Passer du dehors au dedans est une opération extrêmement difficile ...

Reprise du texte : « Ce qui est passionnant, c'est ce qui n'est pas encore, c'est ce que nous avons à créer, c'est cet univers qui ne surgira que si nous entreprenons de le construire, c'est donc en avant de nous que se trouve le réel qui nous concerne et nous passionne. »

Suite du texte : « Si on s'attarde indéfiniment à scruter les mécanismes qui, de la bactérie à l'homme, scandent les étapes de l'évolution à coups d'accidents, comme le pense Jacques Monod, d'accidents et de hasards heureux, quel que soit cet itinéraire et quelles que soient ces précisions, c'est toujours du passé qu'il s'agit et non pas de ce maintenant à partir duquel nous avons, à nous créer, à nous créer dans notre dimension humaine en surmontant nos déterminismes et nos préfabrications pour devenir source et origine. Au fond là est le seul problème, j'entends le seul qui doit être posé, auquel nous ne pouvons échapper : puis-je émerger de mes préfabrica­tions ? Puis-je surmonter mes déterminismes ? Puis-je être autre chose qu'un objet ?

Objet, je le suis ! Animal, je le suis ! faisceau d'instincts, je le suis ! mais ne puis-je être autre chose ? Ne puis-je, comme disait Flaubert, de quelque chose devenir quelqu'un ? Est-ce qu'il y a en moi la possibilité de créer une dignité, de fonder une valeur, de devenir source et origine et ainsi de m'universaliser et d'atteindre les autres non plus du dehors, pas plus que moi-même d'ailleurs, de les atteindre comme moi-même en un centre qui nous serait commun à tous ?

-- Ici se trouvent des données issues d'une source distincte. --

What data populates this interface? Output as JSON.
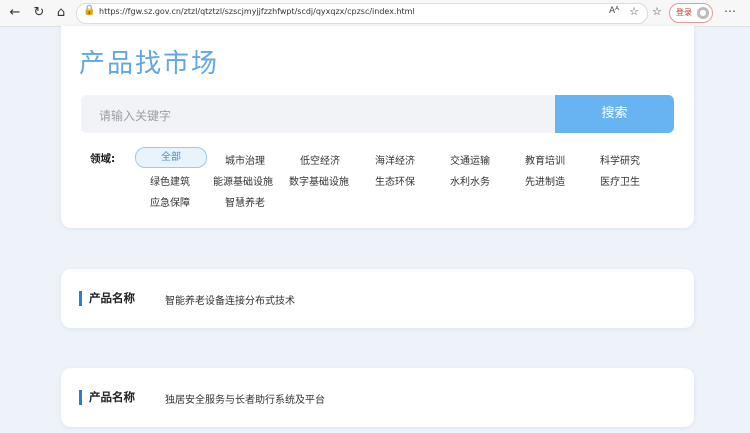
{
  "browser": {
    "url": "https://fgw.sz.gov.cn/ztzl/qtztzl/szscjmyjjfzzhfwpt/scdj/qyxqzx/cpzsc/index.html",
    "login_label": "登录",
    "icons": {
      "back": "back-arrow-icon",
      "refresh": "refresh-icon",
      "home": "home-icon",
      "lock": "lock-icon",
      "read_aloud": "read-aloud-icon",
      "favorite": "star-icon",
      "favorites_bar": "favorites-icon",
      "profile": "avatar-icon",
      "more": "more-icon"
    },
    "read_aloud_text": "Aᴬ"
  },
  "page": {
    "title": "产品找市场",
    "search": {
      "placeholder": "请输入关键字",
      "button_label": "搜索"
    },
    "field_label": "领域:",
    "tags": [
      {
        "label": "全部",
        "active": true
      },
      {
        "label": "城市治理"
      },
      {
        "label": "低空经济"
      },
      {
        "label": "海洋经济"
      },
      {
        "label": "交通运输"
      },
      {
        "label": "教育培训"
      },
      {
        "label": "科学研究"
      },
      {
        "label": "绿色建筑"
      },
      {
        "label": "能源基础设施"
      },
      {
        "label": "数字基础设施"
      },
      {
        "label": "生态环保"
      },
      {
        "label": "水利水务"
      },
      {
        "label": "先进制造"
      },
      {
        "label": "医疗卫生"
      },
      {
        "label": "应急保障"
      },
      {
        "label": "智慧养老"
      }
    ]
  },
  "products": [
    {
      "label": "产品名称",
      "name": "智能养老设备连接分布式技术"
    },
    {
      "label": "产品名称",
      "name": "独居安全服务与长者助行系统及平台"
    }
  ],
  "colors": {
    "accent": "#5fa7e6",
    "button": "#68b4f2",
    "marker": "#2e7ad1",
    "background": "#eef3fa"
  }
}
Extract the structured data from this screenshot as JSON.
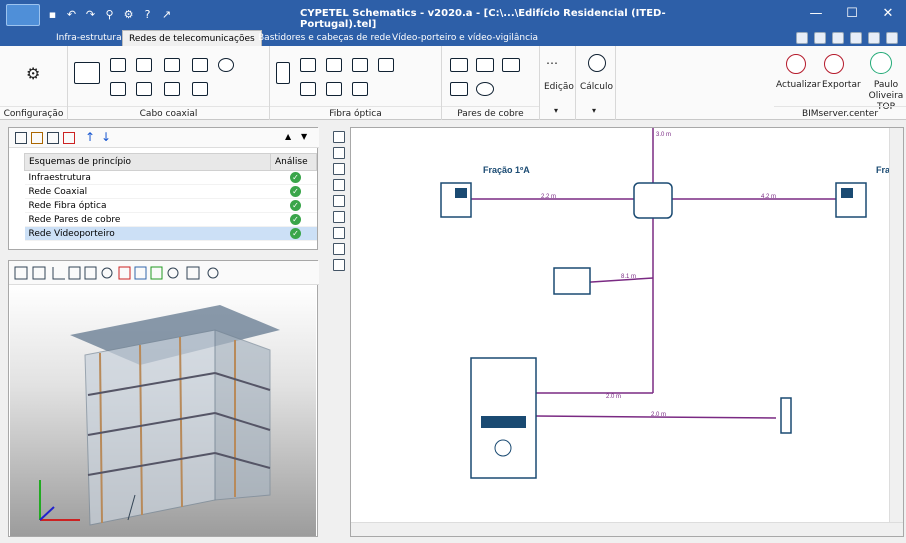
{
  "window": {
    "title": "CYPETEL Schematics - v2020.a - [C:\\...\\Edifício Residencial (ITED-Portugal).tel]",
    "minimize": "—",
    "maximize": "☐",
    "close": "✕"
  },
  "tabs": [
    {
      "label": "Infra-estrutura"
    },
    {
      "label": "Redes de telecomunicações"
    },
    {
      "label": "Bastidores e cabeças de rede"
    },
    {
      "label": "Vídeo-porteiro e vídeo-vigilância"
    }
  ],
  "ribbon": {
    "groups": [
      {
        "label": "Configuração"
      },
      {
        "label": "Cabo coaxial"
      },
      {
        "label": "Fibra óptica"
      },
      {
        "label": "Pares de cobre"
      }
    ],
    "edicao": "Edição",
    "calculo": "Cálculo",
    "actualizar": "Actualizar",
    "exportar": "Exportar",
    "user": "Paulo Oliveira TOP",
    "bimserver": "BIMserver.center"
  },
  "schemes_panel": {
    "header_name": "Esquemas de princípio",
    "header_analysis": "Análise",
    "rows": [
      {
        "name": "Infraestrutura"
      },
      {
        "name": "Rede Coaxial"
      },
      {
        "name": "Rede Fibra óptica"
      },
      {
        "name": "Rede Pares de cobre"
      },
      {
        "name": "Rede Videoporteiro"
      }
    ]
  },
  "diagram": {
    "fraction_left": "Fração 1ºA",
    "fraction_right": "Fraç",
    "lengths": {
      "top": "3.0 m",
      "left": "2.2 m",
      "right": "4.2 m",
      "mid": "8.1 m",
      "bottom1": "2.0 m",
      "bottom2": "2.0 m"
    }
  },
  "colors": {
    "titlebar": "#2d5fa8",
    "wire": "#7a2a83",
    "device": "#1a4a72"
  }
}
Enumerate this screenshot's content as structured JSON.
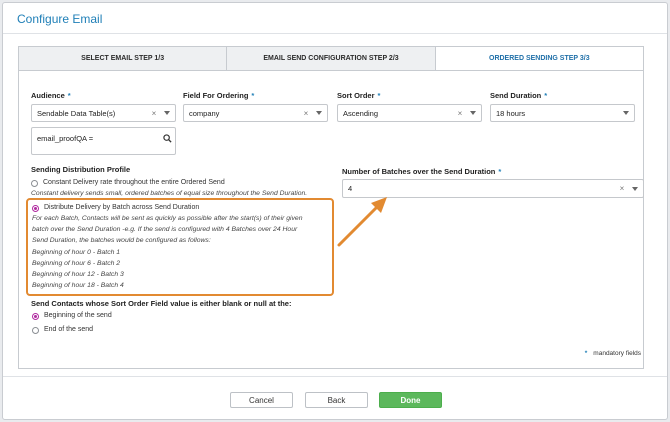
{
  "dialog": {
    "title": "Configure Email"
  },
  "tabs": [
    {
      "label": "SELECT EMAIL STEP 1/3"
    },
    {
      "label": "EMAIL SEND CONFIGURATION STEP 2/3"
    },
    {
      "label": "ORDERED SENDING STEP 3/3"
    }
  ],
  "fields": {
    "audience": {
      "label": "Audience",
      "value": "Sendable Data Table(s)"
    },
    "ordering": {
      "label": "Field For Ordering",
      "value": "company"
    },
    "sort_order": {
      "label": "Sort Order",
      "value": "Ascending"
    },
    "send_duration": {
      "label": "Send Duration",
      "value": "18 hours"
    },
    "email_filter": {
      "value": "email_proofQA ="
    },
    "batches": {
      "label": "Number of Batches over the Send Duration",
      "value": "4"
    }
  },
  "distribution": {
    "heading": "Sending Distribution Profile",
    "option1_label": "Constant Delivery rate throughout the entire Ordered Send",
    "option1_desc": "Constant delivery sends small, ordered batches of equal size throughout the Send Duration.",
    "option2_label": "Distribute Delivery by Batch across Send Duration",
    "option2_desc_lines": [
      "For each Batch, Contacts will be sent as quickly as possible after the start(s) of their given",
      "batch over the Send Duration -e.g. If the send is configured with 4 Batches over 24 Hour",
      "Send Duration, the batches would be configured as follows:",
      "Beginning of hour 0 - Batch 1",
      "Beginning of hour 6 - Batch 2",
      "Beginning of hour 12 - Batch 3",
      "Beginning of hour 18 - Batch 4"
    ]
  },
  "blank_handling": {
    "heading": "Send Contacts whose Sort Order Field value is either blank or null at the:",
    "option1": "Beginning of the send",
    "option2": "End of the send"
  },
  "mandatory_note": "mandatory fields",
  "required_marker": "*",
  "buttons": {
    "cancel": "Cancel",
    "back": "Back",
    "done": "Done"
  },
  "colors": {
    "accent": "#1f7fb7",
    "highlight": "#e28a31",
    "radio": "#b02aa0",
    "done": "#5cb85c"
  }
}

La solution est difficile parce que justement il y a tant de solutions déjà données depuis que l'humanité existe, bien au-delà de l'histoire, dans la plus lointaine pré-époque, aussi loin que nous puissions nous documenter, nous voyons que l'homme s'est donné une réponse extérieure à lui-même.

L'homme a vécu d'abord collectivement - et il le fait peut-être de plus en plus, collectivement ! La singularité de l'esprit, la personnalité de l'âme, enfin ce secret infini d'une vie inviolable, n'a pas été très universellement perçu la plupart du temps. C'est la collectivité, c'est le clan, la tribu, c'est la cité qui a dû pour subsis­ter inventer les normes, se donner des lois, établir une discipline, créer une police et une armée, c'est-à-dire fonder une unité par le dehors, un dehors d'ailleurs de mieux en mieux accepté puisque l'ordre, finalement quel qu'il soit, est la condition de notre subsistance avec une projection, dans un ciel extérieur à l'homme, des divinités qui garantissent cet ordre.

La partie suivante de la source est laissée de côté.